1993'te şampiyon olduktan sonra Ermeni ordusunun bölgeyi işgal etmesiyle stadyumu yıkılan ve Bakü'ye taşınan Karabağ Futbol Kulübü,
trajik hikayesini 24 yıl sonra Avrupa sahalarında duyuruyor. İşgal döneminde Karabağ'da bir çocuk olan Gara Garayev'in de yer aldığı takım, ülkenin futbol efsanesi Gurban Gurbanov önderliğinde adını Şampiyonlar Ligi'ne yazdırırken bununla da yetinmedi, İspanyol devi Atletico Madrid'e kök söktürüp hem Azerbaycan'da hem de İspanya'da yenilmeyerek dikkatleri üzerine çekti. Teknik direktör Gurbanov'un 2008 yılında kulübe adım atmasıyla birlikte adım adım inşa edilen bu başarı, Azeri futbolu için de bir ilk.
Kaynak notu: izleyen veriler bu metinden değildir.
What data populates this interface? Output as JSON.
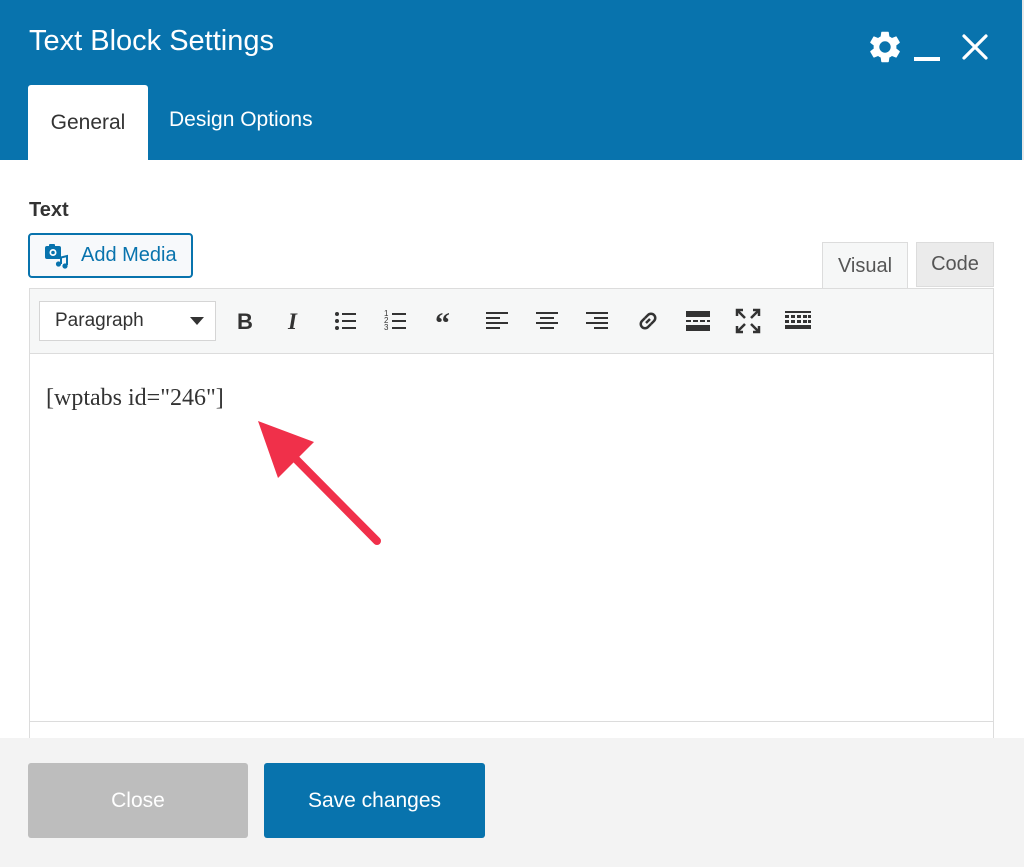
{
  "window": {
    "title": "Text Block Settings"
  },
  "header_icons": [
    "gear-icon",
    "minimize-icon",
    "close-icon"
  ],
  "tabs": [
    {
      "label": "General",
      "active": true
    },
    {
      "label": "Design Options",
      "active": false
    }
  ],
  "section": {
    "label": "Text"
  },
  "add_media": {
    "label": "Add Media",
    "icon": "add-media-icon"
  },
  "editor_modes": {
    "visual": "Visual",
    "code": "Code",
    "active": "Visual"
  },
  "toolbar": {
    "format_select": "Paragraph",
    "buttons": [
      "bold-icon",
      "italic-icon",
      "bullet-list-icon",
      "numbered-list-icon",
      "blockquote-icon",
      "align-left-icon",
      "align-center-icon",
      "align-right-icon",
      "link-icon",
      "read-more-icon",
      "fullscreen-icon",
      "toolbar-toggle-icon"
    ]
  },
  "editor": {
    "content": "[wptabs id=\"246\"]"
  },
  "footer": {
    "close_label": "Close",
    "save_label": "Save changes"
  },
  "colors": {
    "header_bg": "#0873ad",
    "accent": "#0873ad",
    "arrow": "#f0304a",
    "close_button_bg": "#bdbdbd"
  }
}
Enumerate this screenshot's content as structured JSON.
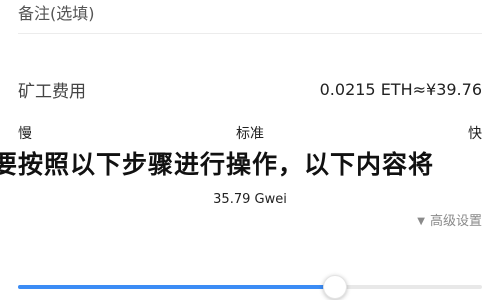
{
  "remark": {
    "label": "备注(选填)"
  },
  "fee": {
    "label": "矿工费用",
    "value": "0.0215 ETH≈¥39.76"
  },
  "speed": {
    "slow": "慢",
    "standard": "标准",
    "fast": "快",
    "level": 0.68
  },
  "gas": {
    "value": "35.79 Gwei"
  },
  "advanced": {
    "label": "高级设置",
    "arrow_icon": "triangle-down-icon"
  },
  "overlay": {
    "text": "要按照以下步骤进行操作，以下内容将"
  },
  "colors": {
    "accent": "#3b8cf5",
    "track": "#e8e8e8"
  }
}
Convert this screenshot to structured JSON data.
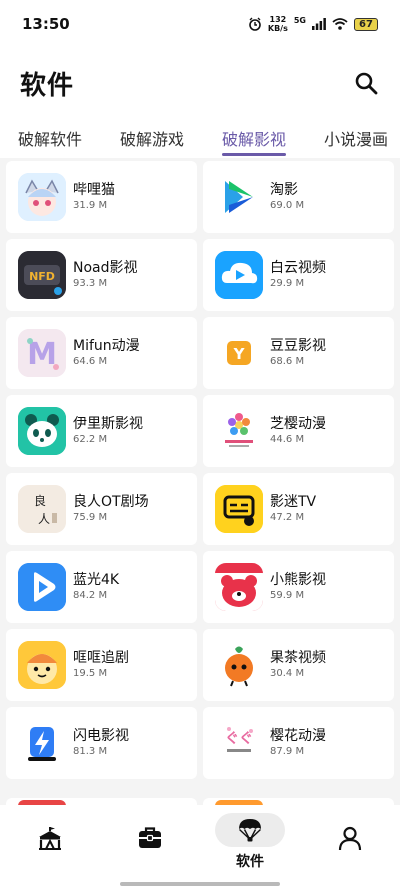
{
  "status_bar": {
    "time": "13:50",
    "net_speed_value": "132",
    "net_speed_unit": "KB/s",
    "network_type": "5G",
    "battery": "67"
  },
  "header": {
    "title": "软件"
  },
  "tabs": [
    {
      "label": "破解软件"
    },
    {
      "label": "破解游戏"
    },
    {
      "label": "破解影视"
    },
    {
      "label": "小说漫画"
    }
  ],
  "active_tab": "破解影视",
  "apps": [
    {
      "name": "哔哩猫",
      "size": "31.9 M",
      "icon": "bilimao-icon",
      "color": "#cfe6ff"
    },
    {
      "name": "淘影",
      "size": "69.0 M",
      "icon": "taoying-icon",
      "color": "#ffffff"
    },
    {
      "name": "Noad影视",
      "size": "93.3 M",
      "icon": "noad-icon",
      "color": "#3a3a44"
    },
    {
      "name": "白云视频",
      "size": "29.9 M",
      "icon": "baiyun-icon",
      "color": "#1aa3ff"
    },
    {
      "name": "Mifun动漫",
      "size": "64.6 M",
      "icon": "mifun-icon",
      "color": "#f2e6ee"
    },
    {
      "name": "豆豆影视",
      "size": "68.6 M",
      "icon": "doudou-icon",
      "color": "#ffffff"
    },
    {
      "name": "伊里斯影视",
      "size": "62.2 M",
      "icon": "panda-icon",
      "color": "#22c3a6"
    },
    {
      "name": "芝樱动漫",
      "size": "44.6 M",
      "icon": "zhiying-icon",
      "color": "#ffffff"
    },
    {
      "name": "良人OT剧场",
      "size": "75.9 M",
      "icon": "liangren-icon",
      "color": "#f3ebe2"
    },
    {
      "name": "影迷TV",
      "size": "47.2 M",
      "icon": "yingmi-icon",
      "color": "#ffd21e"
    },
    {
      "name": "蓝光4K",
      "size": "84.2 M",
      "icon": "languang-icon",
      "color": "#2f8df5"
    },
    {
      "name": "小熊影视",
      "size": "59.9 M",
      "icon": "bear-icon",
      "color": "#e8324a"
    },
    {
      "name": "哐哐追剧",
      "size": "19.5 M",
      "icon": "kuangkuang-icon",
      "color": "#ffc83a"
    },
    {
      "name": "果茶视频",
      "size": "30.4 M",
      "icon": "guocha-icon",
      "color": "#ffffff"
    },
    {
      "name": "闪电影视",
      "size": "81.3 M",
      "icon": "lightning-icon",
      "color": "#ffffff"
    },
    {
      "name": "樱花动漫",
      "size": "87.9 M",
      "icon": "sakura-icon",
      "color": "#ffffff"
    }
  ],
  "bottom_nav": [
    {
      "icon": "circus-tent-icon",
      "label": ""
    },
    {
      "icon": "toolbox-icon",
      "label": ""
    },
    {
      "icon": "parachute-icon",
      "label": "软件"
    },
    {
      "icon": "person-icon",
      "label": ""
    }
  ]
}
Karabağ, Azerbaycan'da 0-0 berabere kaldığı Atletico'dan İspanya'da da 1 puan aldı. 40'ta Madera'nın harika kafa golüyle öne geçti: 0-1. Thomas, 56'da sert şutuyla skoru eşitledi: 1-1.
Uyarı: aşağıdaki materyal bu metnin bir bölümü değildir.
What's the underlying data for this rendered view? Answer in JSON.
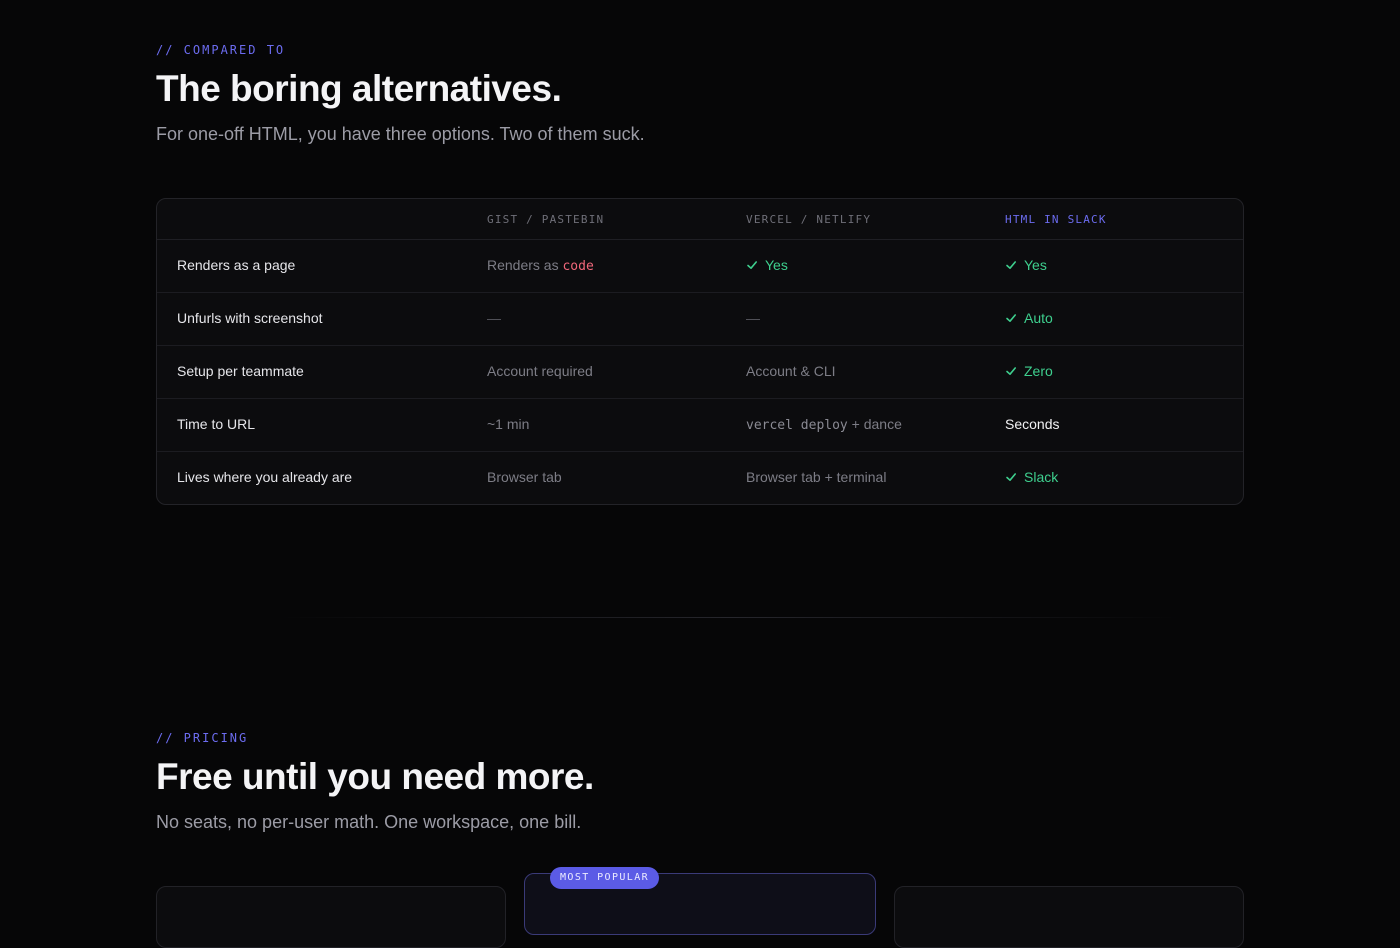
{
  "compare": {
    "eyebrow": "// COMPARED TO",
    "title": "The boring alternatives.",
    "subtitle": "For one-off HTML, you have three options. Two of them suck.",
    "columns": [
      "GIST / PASTEBIN",
      "VERCEL / NETLIFY",
      "HTML IN SLACK"
    ],
    "rows": [
      {
        "label": "Renders as a page",
        "gist_prefix": "Renders as ",
        "gist_code": "code",
        "vercel": "Yes",
        "slack": "Yes"
      },
      {
        "label": "Unfurls with screenshot",
        "gist": "—",
        "vercel": "—",
        "slack": "Auto"
      },
      {
        "label": "Setup per teammate",
        "gist": "Account required",
        "vercel": "Account & CLI",
        "slack": "Zero"
      },
      {
        "label": "Time to URL",
        "gist": "~1 min",
        "vercel_cmd": "vercel deploy",
        "vercel_suffix": " + dance",
        "slack": "Seconds"
      },
      {
        "label": "Lives where you already are",
        "gist": "Browser tab",
        "vercel": "Browser tab + terminal",
        "slack": "Slack"
      }
    ]
  },
  "pricing": {
    "eyebrow": "// PRICING",
    "title": "Free until you need more.",
    "subtitle": "No seats, no per-user math. One workspace, one bill.",
    "badge": "MOST POPULAR"
  },
  "icons": {
    "check": "check-icon"
  },
  "colors": {
    "accent": "#6c6cf0",
    "good": "#3ecf8e",
    "code": "#f0677a",
    "background": "#060607"
  }
}
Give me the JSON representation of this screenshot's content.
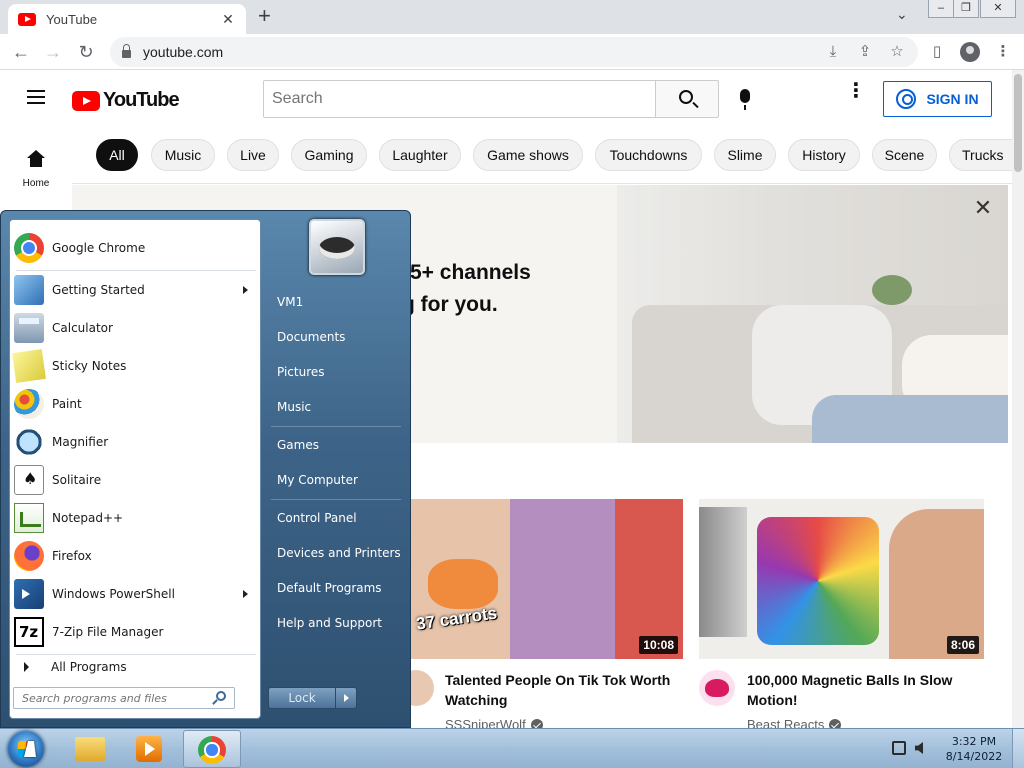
{
  "browser": {
    "tab_title": "YouTube",
    "tab_close": "✕",
    "new_tab": "+",
    "tab_search": "⌄",
    "window_controls": {
      "minimize": "–",
      "restore": "❐",
      "close": "✕"
    },
    "nav": {
      "back": "←",
      "forward": "→",
      "reload": "↻"
    },
    "url": "youtube.com",
    "toolbar_icons": {
      "install": "⤓",
      "share": "⇪",
      "bookmark": "☆",
      "sidepanel": "▯",
      "menu": "⋮"
    }
  },
  "youtube": {
    "logo_text": "YouTube",
    "search_placeholder": "Search",
    "more_icon": "⋮",
    "sign_in": "SIGN IN",
    "guide_home": "Home",
    "chips": [
      "All",
      "Music",
      "Live",
      "Gaming",
      "Laughter",
      "Game shows",
      "Touchdowns",
      "Slime",
      "History",
      "Scene",
      "Trucks"
    ],
    "banner": {
      "line1": "5+ channels",
      "line2": "g for you.",
      "close": "✕"
    },
    "videos": [
      {
        "thumb_caption": "37 carrots",
        "duration": "10:08",
        "title": "Talented People On Tik Tok Worth Watching",
        "channel": "SSSniperWolf"
      },
      {
        "thumb_caption": "",
        "duration": "8:06",
        "title": "100,000 Magnetic Balls In Slow Motion!",
        "channel": "Beast Reacts"
      }
    ]
  },
  "start_menu": {
    "programs": [
      {
        "label": "Google Chrome",
        "icon": "chrome-icon",
        "submenu": false
      },
      {
        "label": "Getting Started",
        "icon": "getting-started-icon",
        "submenu": true
      },
      {
        "label": "Calculator",
        "icon": "calculator-icon",
        "submenu": false
      },
      {
        "label": "Sticky Notes",
        "icon": "sticky-notes-icon",
        "submenu": false
      },
      {
        "label": "Paint",
        "icon": "paint-icon",
        "submenu": false
      },
      {
        "label": "Magnifier",
        "icon": "magnifier-icon",
        "submenu": false
      },
      {
        "label": "Solitaire",
        "icon": "solitaire-icon",
        "submenu": false
      },
      {
        "label": "Notepad++",
        "icon": "notepad-plus-plus-icon",
        "submenu": false
      },
      {
        "label": "Firefox",
        "icon": "firefox-icon",
        "submenu": false
      },
      {
        "label": "Windows PowerShell",
        "icon": "powershell-icon",
        "submenu": true
      },
      {
        "label": "7-Zip File Manager",
        "icon": "7zip-icon",
        "submenu": false
      }
    ],
    "all_programs": "All Programs",
    "search_placeholder": "Search programs and files",
    "right_items": [
      "VM1",
      "Documents",
      "Pictures",
      "Music",
      "Games",
      "My Computer",
      "Control Panel",
      "Devices and Printers",
      "Default Programs",
      "Help and Support"
    ],
    "lock_button": "Lock"
  },
  "taskbar": {
    "time": "3:32 PM",
    "date": "8/14/2022"
  }
}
Karabağ taraftarı, İspanya'da takımlarını yalnız bırakmadı. Açtıkları, "Mecnun bilseydi Karabağ var, Leyla'yı sevmezdi" pankartıyla da takımlarına sevgilerini gösterdi.
ZAFERLE EŞDEĞER
Azerbaycan temsilcisi Karabağ'ın Atletico Madrid karşısında aldığı beraberlik ülke medyasında geniş yer buldu. Yeni Müsavat gazetesi, "Karabağ tarih yazıyor" derken, Qafqaz Info "Yenilmemek zaferle eşdeğer" ifadelerini kullandı. Karabağ'ın Azerbaycan'dan sonra İspanya'da da rakibine yenilmediğine vurgu yapılan haberlerde, "Tarih yazdı" yorumları yapıldı. Bazı internet siteleri Karabağ'ın gruptan çıkmasını sağlayacak farklı senaryolara yer verirken, kulüp başkanı Tahir Gozel'in, "Ölüm grubundayız. Üçüncülük şansımız devam ediyor. Belki ikinci de oluruz" sözleri ile bu haberler desteklendi.